Goanna

Goanna appears to be a corruption of the word ‘iguana’ and the term is only applied in Australia.  Goanna has made its way into Australian folklore and bush colloquialism.  They certainly have some strange characteristics.  One comic image of Goanna is running, lifting his front legs from the ground with his body held almost vertically.

Goanna is as good at running as he is defending himself.  They often make a hissing sound and inflate their bodies, threshing their tails which are capable of knocking a person over.  Their teeth, too, have a strong grip; partly due to the fact they slope inwards, increasing their tenacity.

And an interesting habit of one species is digging a hole, and then laying the eggs in a termite mound.  The termites repair the damage and the eggs are able to develop warm and safe from predators. The young dig their way out upon hatching. Innovative!

There are three groups of Goanna – those that live in trees, on the ground and in water; most live on the ground. A Dreaming accounts for this from the Northern Territory[1], where a crocodile enlists the goanna’s help in his revenge. In another Dreaming, their different colours have been attributed to ochres and sand or thorns painted and placed onto their bodies.[2]  Still other Dreamings[3] attribute their black colouring to scorch marks from fire. And it was a Goanna who made the first bark canoe[4]; he climbed a tree to cut the bark, and that is why, when threatened, he still climbs trees.

Generally, our brother Goanna is considered a thief, his thievery a common theme in several Dreamings. Today, this is reinforced by the way he raids modern camping sites and tents for tucker!

Goannas are predators, feeding on small birds and creatures;   some are cannibalistic.  Arboreal goannas are very fond of raiding birds’ nests for eggs and young; unstoppable against the parents who fly, swooping, screeching and squawking, powerless against the raider.

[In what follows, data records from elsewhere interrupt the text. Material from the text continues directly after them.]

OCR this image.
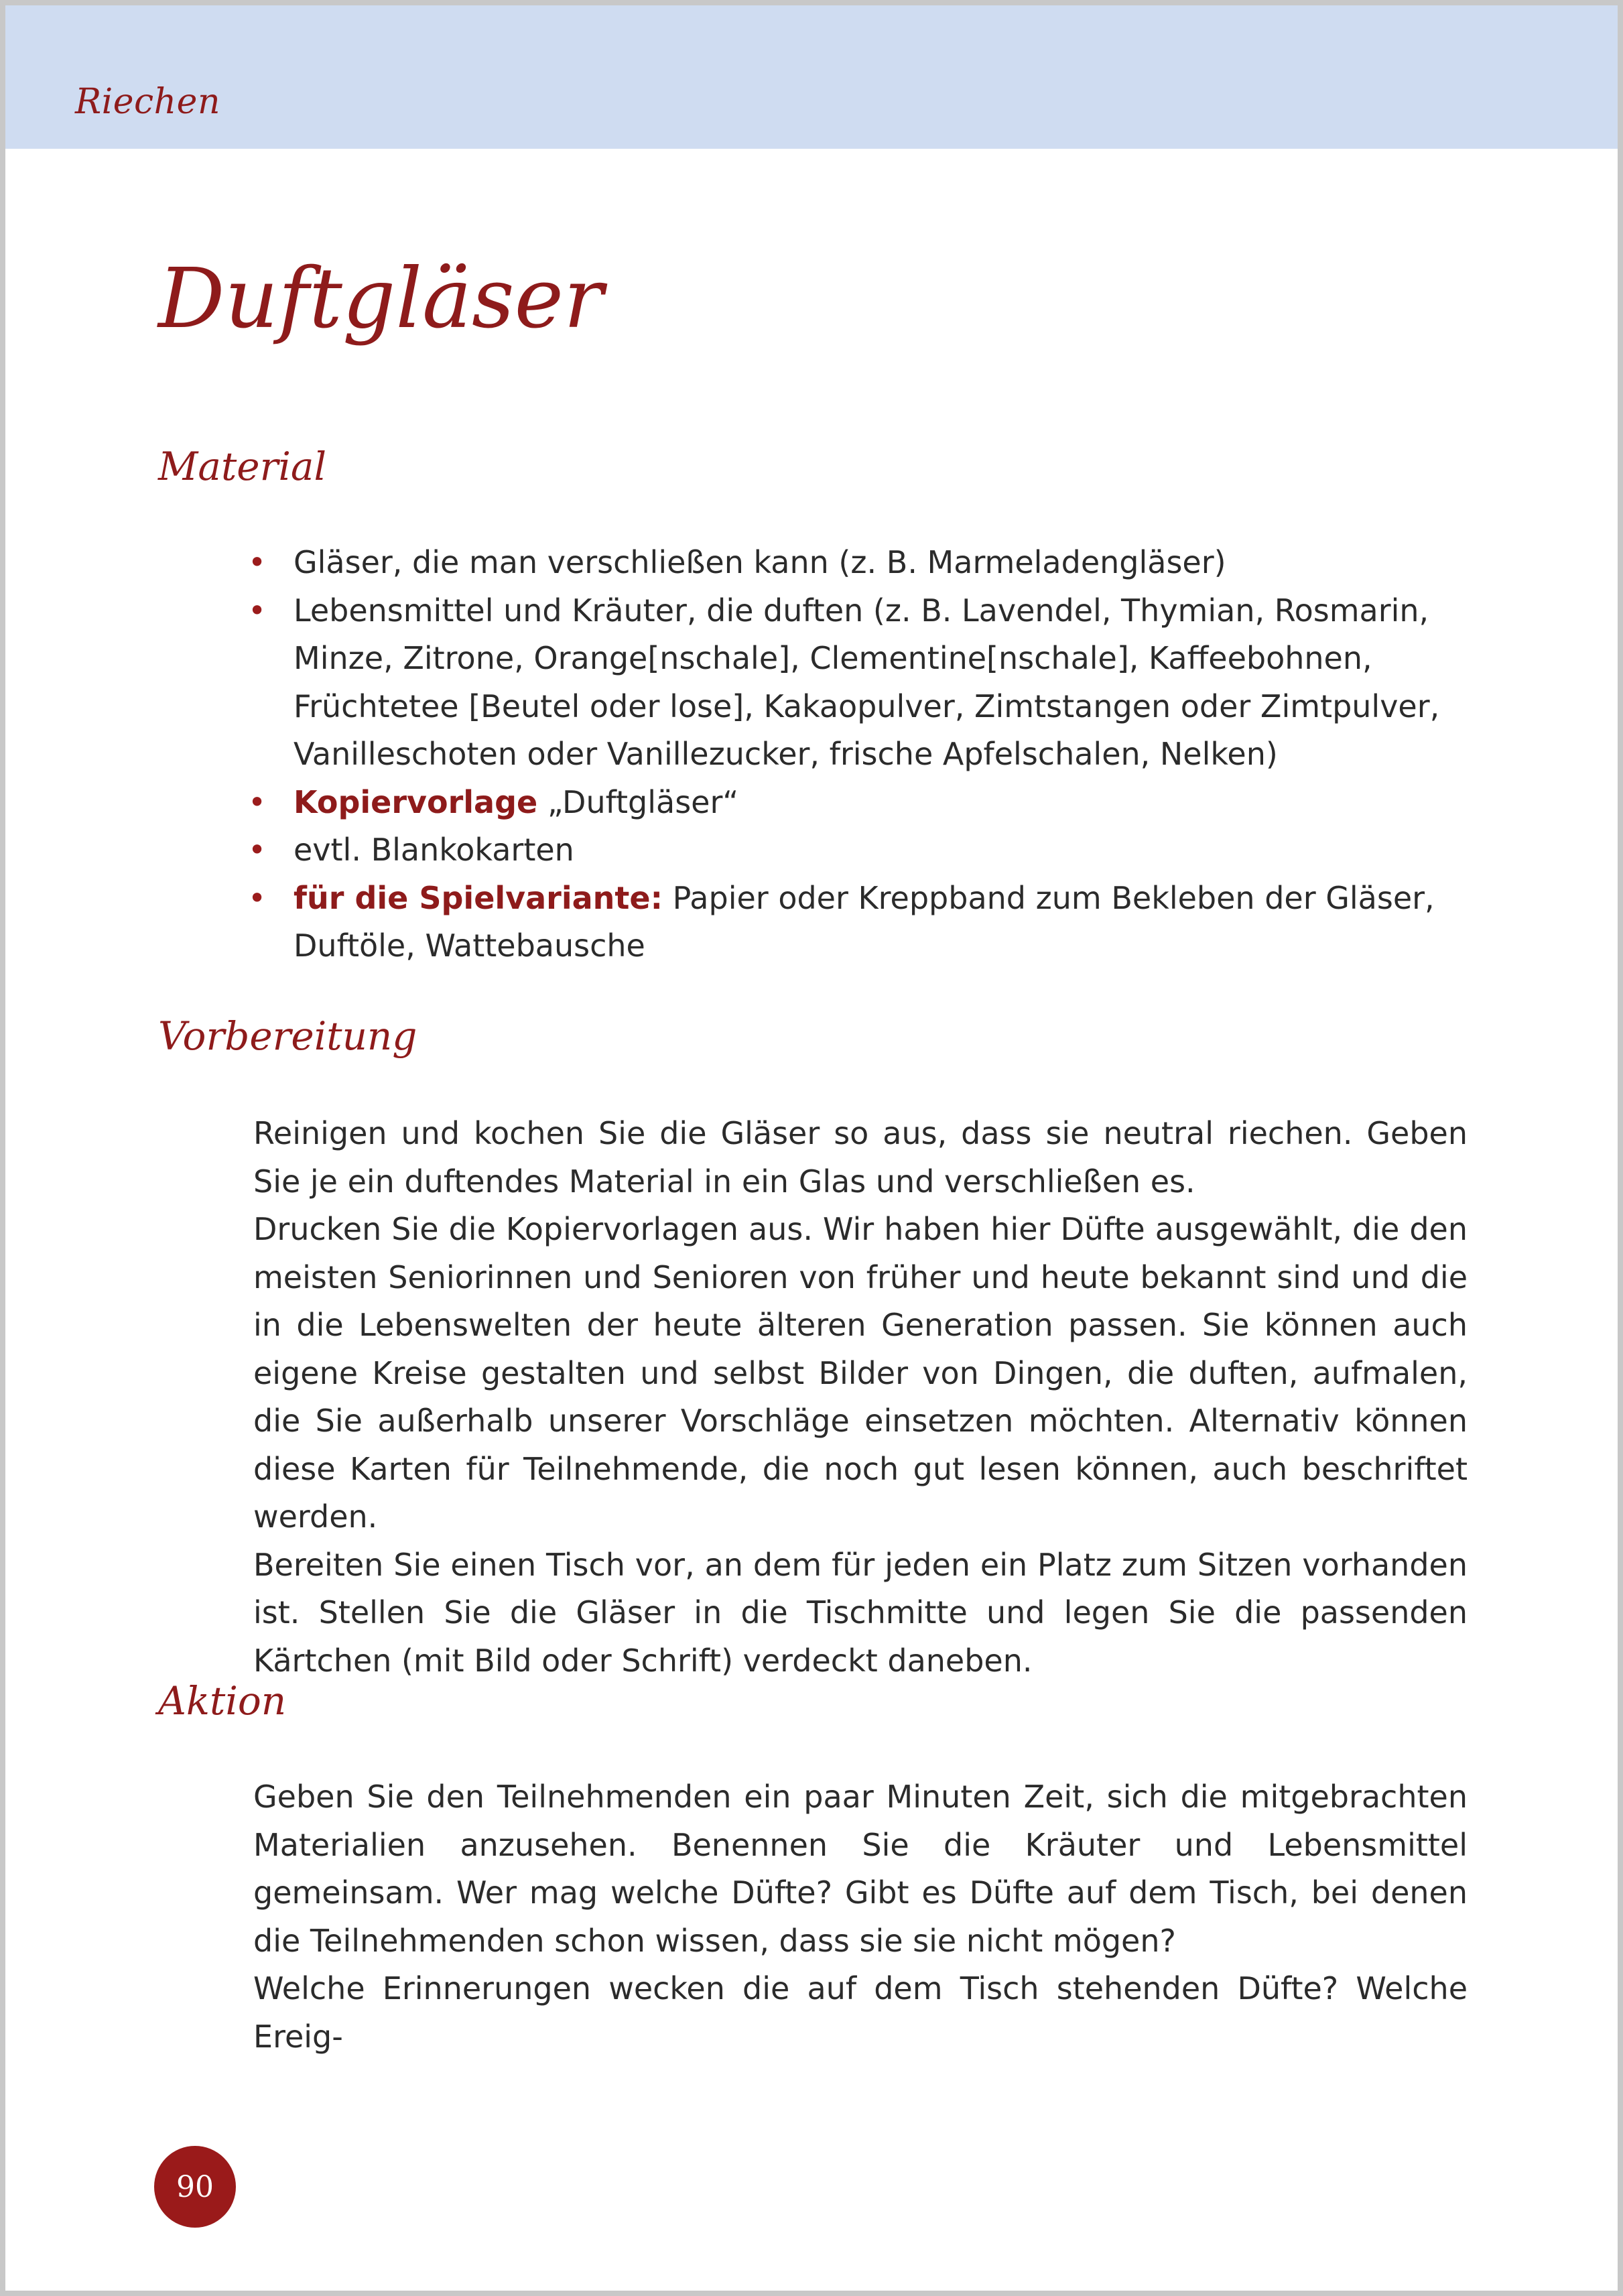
Riechen
Duftgläser
Material
• Gläser, die man verschließen kann (z. B. Marmeladengläser)
• Lebensmittel und Kräuter, die duften (z. B. Lavendel, Thymian, Rosmarin, Minze, Zitrone, Orange[nschale], Clementine[nschale], Kaffeebohnen, Früchtetee [Beutel oder lose], Kakaopulver, Zimtstangen oder Zimtpulver, Vanilleschoten oder Vanillezucker, frische Apfelschalen, Nelken)
• Kopiervorlage „Duftgläser“
• evtl. Blankokarten
• für die Spielvariante: Papier oder Kreppband zum Bekleben der Gläser, Duftöle, Wattebausche
Vorbereitung

Reinigen und kochen Sie die Gläser so aus, dass sie neutral riechen. Geben Sie je ein duftendes Material in ein Glas und verschließen es.

Drucken Sie die Kopiervorlagen aus. Wir haben hier Düfte ausgewählt, die den meisten Seniorinnen und Senioren von früher und heute bekannt sind und die in die Lebenswelten der heute älteren Generation passen. Sie können auch eigene Kreise gestalten und selbst Bilder von Dingen, die duften, aufmalen, die Sie außerhalb unserer Vorschläge einsetzen möchten. Alternativ können diese Karten für Teilnehmende, die noch gut lesen können, auch beschriftet werden.

Bereiten Sie einen Tisch vor, an dem für jeden ein Platz zum Sitzen vorhanden ist. Stellen Sie die Gläser in die Tischmitte und legen Sie die passenden Kärtchen (mit Bild oder Schrift) verdeckt daneben.

Aktion

Geben Sie den Teilnehmenden ein paar Minuten Zeit, sich die mitgebrachten Materialien anzusehen. Benennen Sie die Kräuter und Lebensmittel gemeinsam. Wer mag welche Düfte? Gibt es Düfte auf dem Tisch, bei denen die Teilnehmenden schon wissen, dass sie sie nicht mögen?

Welche Erinnerungen wecken die auf dem Tisch stehenden Düfte? Welche Ereig-

90
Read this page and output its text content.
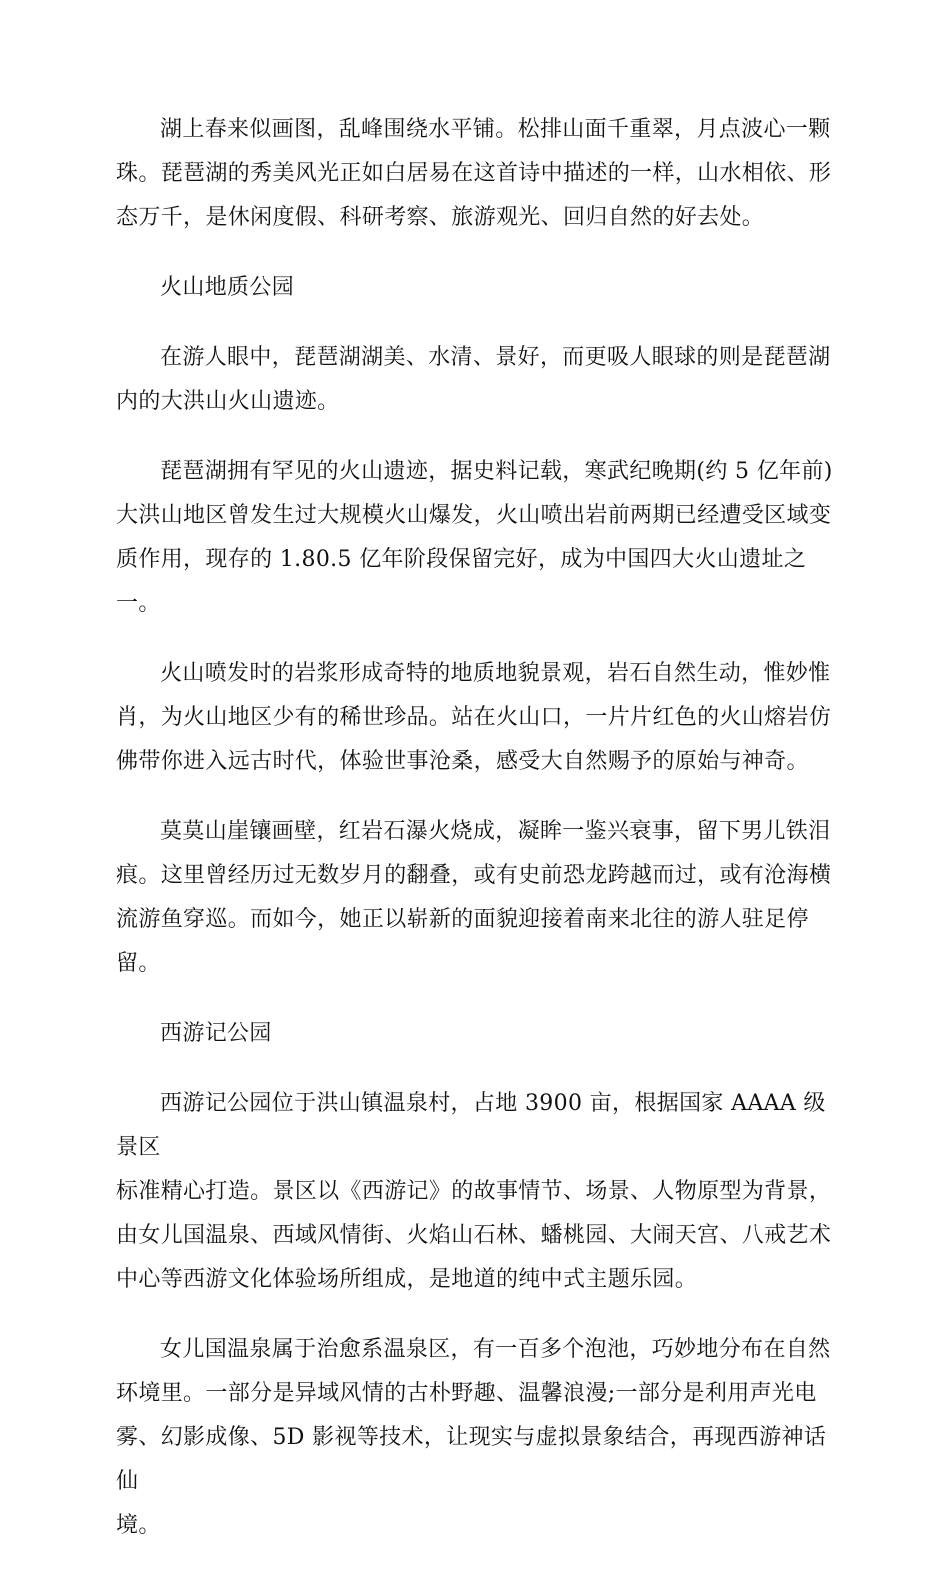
湖上春来似画图，乱峰围绕水平铺。松排山面千重翠，月点波心一颗
珠。琵琶湖的秀美风光正如白居易在这首诗中描述的一样，山水相依、形
态万千，是休闲度假、科研考察、旅游观光、回归自然的好去处。

火山地质公园

在游人眼中，琵琶湖湖美、水清、景好，而更吸人眼球的则是琵琶湖
内的大洪山火山遗迹。

琵琶湖拥有罕见的火山遗迹，据史料记载，寒武纪晚期(约 5 亿年前)
大洪山地区曾发生过大规模火山爆发，火山喷出岩前两期已经遭受区域变
质作用，现存的 1.80.5 亿年阶段保留完好，成为中国四大火山遗址之
一。

火山喷发时的岩浆形成奇特的地质地貌景观，岩石自然生动，惟妙惟
肖，为火山地区少有的稀世珍品。站在火山口，一片片红色的火山熔岩仿
佛带你进入远古时代，体验世事沧桑，感受大自然赐予的原始与神奇。

莫莫山崖镶画壁，红岩石瀑火烧成，凝眸一鉴兴衰事，留下男儿铁泪
痕。这里曾经历过无数岁月的翻叠，或有史前恐龙跨越而过，或有沧海横
流游鱼穿巡。而如今，她正以崭新的面貌迎接着南来北往的游人驻足停
留。

西游记公园

西游记公园位于洪山镇温泉村，占地 3900 亩，根据国家 AAAA 级景区
标准精心打造。景区以《西游记》的故事情节、场景、人物原型为背景，
由女儿国温泉、西域风情街、火焰山石林、蟠桃园、大闹天宫、八戒艺术
中心等西游文化体验场所组成，是地道的纯中式主题乐园。

女儿国温泉属于治愈系温泉区，有一百多个泡池，巧妙地分布在自然
环境里。一部分是异域风情的古朴野趣、温馨浪漫;一部分是利用声光电
雾、幻影成像、5D 影视等技术，让现实与虚拟景象结合，再现西游神话仙
境。
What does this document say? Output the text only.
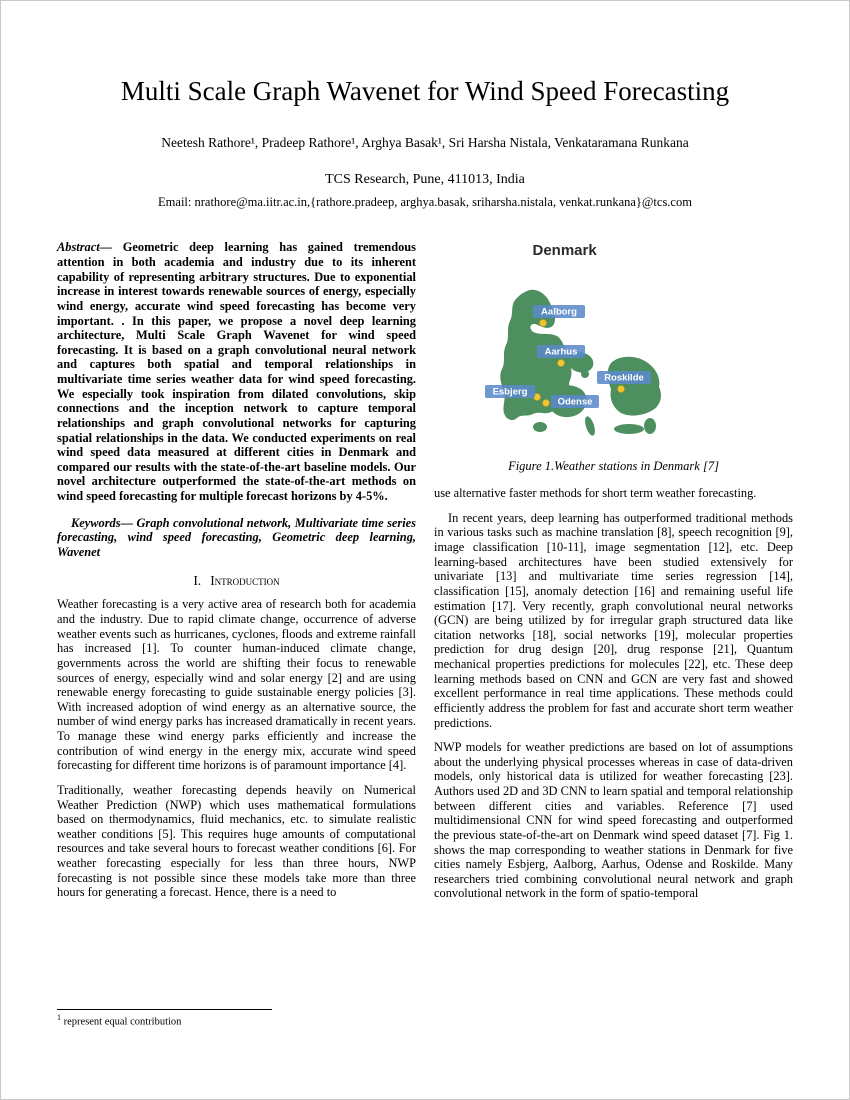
Multi Scale Graph Wavenet for Wind Speed Forecasting
Neetesh Rathore¹, Pradeep Rathore¹, Arghya Basak¹, Sri Harsha Nistala, Venkataramana Runkana
TCS Research, Pune, 411013, India
Email: nrathore@ma.iitr.ac.in,{rathore.pradeep, arghya.basak, sriharsha.nistala, venkat.runkana}@tcs.com

Abstract— Geometric deep learning has gained tremendous attention in both academia and industry due to its inherent capability of representing arbitrary structures. Due to exponential increase in interest towards renewable sources of energy, especially wind energy, accurate wind speed forecasting has become very important. . In this paper, we propose a novel deep learning architecture, Multi Scale Graph Wavenet for wind speed forecasting. It is based on a graph convolutional neural network and captures both spatial and temporal relationships in multivariate time series weather data for wind speed forecasting. We especially took inspiration from dilated convolutions, skip connections and the inception network to capture temporal relationships and graph convolutional networks for capturing spatial relationships in the data. We conducted experiments on real wind speed data measured at different cities in Denmark and compared our results with the state-of-the-art baseline models. Our novel architecture outperformed the state-of-the-art methods on wind speed forecasting for multiple forecast horizons by 4-5%.

Keywords— Graph convolutional network, Multivariate time series forecasting, wind speed forecasting, Geometric deep learning, Wavenet

I. Introduction

Weather forecasting is a very active area of research both for academia and the industry. Due to rapid climate change, occurrence of adverse weather events such as hurricanes, cyclones, floods and extreme rainfall has increased [1]. To counter human-induced climate change, governments across the world are shifting their focus to renewable sources of energy, especially wind and solar energy [2] and are using renewable energy forecasting to guide sustainable energy policies [3]. With increased adoption of wind energy as an alternative source, the number of wind energy parks has increased dramatically in recent years. To manage these wind energy parks efficiently and increase the contribution of wind energy in the energy mix, accurate wind speed forecasting for different time horizons is of paramount importance [4].

Traditionally, weather forecasting depends heavily on Numerical Weather Prediction (NWP) which uses mathematical formulations based on thermodynamics, fluid mechanics, etc. to simulate realistic weather conditions [5]. This requires huge amounts of computational resources and take several hours to forecast weather conditions [6]. For weather forecasting especially for less than three hours, NWP forecasting is not possible since these models take more than three hours for generating a forecast. Hence, there is a need to

Denmark
Aalborg
Aarhus
Esbjerg
Odense
Roskilde
Figure 1.Weather stations in Denmark [7]

use alternative faster methods for short term weather forecasting.

In recent years, deep learning has outperformed traditional methods in various tasks such as machine translation [8], speech recognition [9], image classification [10-11], image segmentation [12], etc. Deep learning-based architectures have been studied extensively for univariate [13] and multivariate time series regression [14], classification [15], anomaly detection [16] and remaining useful life estimation [17]. Very recently, graph convolutional neural networks (GCN) are being utilized by for irregular graph structured data like citation networks [18], social networks [19], molecular properties prediction for drug design [20], drug response [21], Quantum mechanical properties predictions for molecules [22], etc. These deep learning methods based on CNN and GCN are very fast and showed excellent performance in real time applications. These methods could efficiently address the problem for fast and accurate short term weather predictions.

NWP models for weather predictions are based on lot of assumptions about the underlying physical processes whereas in case of data-driven models, only historical data is utilized for weather forecasting [23]. Authors used 2D and 3D CNN to learn spatial and temporal relationship between different cities and variables. Reference [7] used multidimensional CNN for wind speed forecasting and outperformed the previous state-of-the-art on Denmark wind speed dataset [7]. Fig 1. shows the map corresponding to weather stations in Denmark for five cities namely Esbjerg, Aalborg, Aarhus, Odense and Roskilde. Many researchers tried combining convolutional neural network and graph convolutional network in the form of spatio-temporal

$^1$ represent equal contribution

Goannas will also feed on carrion.  In this way, they are the scavengers or ‘cleaner-upperers’ of the bush.  Because of their predilection for carrion, their teeth and claws are unclean, leaving one prone to infection if scratched or bitten.  According to Aussie folklore, it was believed infection from Goanna bite returned year after year, never totally healing. Interestingly enough, in contrast to these degenerative beliefs, the oil extracted from their fat (which one would assume isn’t too copious!) is said to have extraordinary healing powers. Maybe the antidote to any problem in your life is found in the cause?

If Goanna appears in your life, think of how things would be if there were no goannas.  There would be lots of smelly, rotting, disease-ridden carcasses lying around!   It may be time to clean up some messes!

With Goanna’s interesting image as a character, be prepared for some unusual events around you which could evict an irrepressible burst of laughter!

[1]       Berndt and Berndt. “The Speaking Land.”

[2]      Raggett, Obed. “Stories of Obed Raggett.”

[3]     Reed, A.W. “Aboriginal Myths, Legends & Fables.”

[4]     Reed, A.W. “Aboriginal Myths, Legends & Fables.”